Enfim, foi uma trajetória de oportunidades, diferentes das que normalmente se apresentam para a grande maioria dos catadores que atuam ruas, ajudando a resolver um importante problema ambiental das cidades: a destinação do lixo – um trabalho que Cardoso luta para que seja mais reconhecido e apoiado. Por tudo que viveu nas esteiras de triagem ao lado dos pais e avós, o catador sabe o tamanho do desafio. Mas jamais podia imaginar o cenário de riscos e fragilidades que se desenhou pelo impacto da Covid-19 na reciclagem.
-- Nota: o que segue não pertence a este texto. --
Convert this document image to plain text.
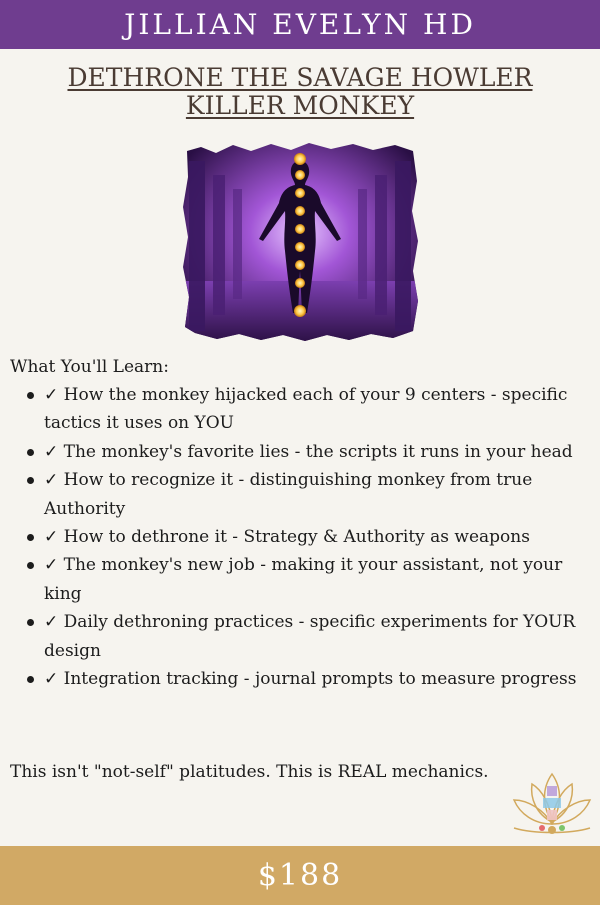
JILLIAN EVELYN HD
DETHRONE THE SAVAGE HOWLER KILLER MONKEY
What You'll Learn:
✓ How the monkey hijacked each of your 9 centers - specific tactics it uses on YOU
✓ The monkey's favorite lies - the scripts it runs in your head
✓ How to recognize it - distinguishing monkey from true Authority
✓ How to dethrone it - Strategy & Authority as weapons
✓ The monkey's new job - making it your assistant, not your king
✓ Daily dethroning practices - specific experiments for YOUR design
✓ Integration tracking - journal prompts to measure progress
This isn't "not-self" platitudes. This is REAL mechanics.
$188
“A quantidade de resíduos aumentou, mas a qualidade do que chega às cooperativas para reciclagem caiu com o distanciamento social e o crescimento do consumo doméstico, e isso demonstra a falta de consciência e informação da sociedade sobre a nossa atividade”, afirma Cardoso, hoje dedicado à gestão e a parcerias com prefeituras visando a participação dos catadores no serviço municipal de coleta seletiva. Além de misturar sujeira e fazer a separação incorreta das embalagens, “as pessoas resolveram jogar fora objetos velhos e muito material de pouca reciclabilidade acabou parando nas cooperativas”.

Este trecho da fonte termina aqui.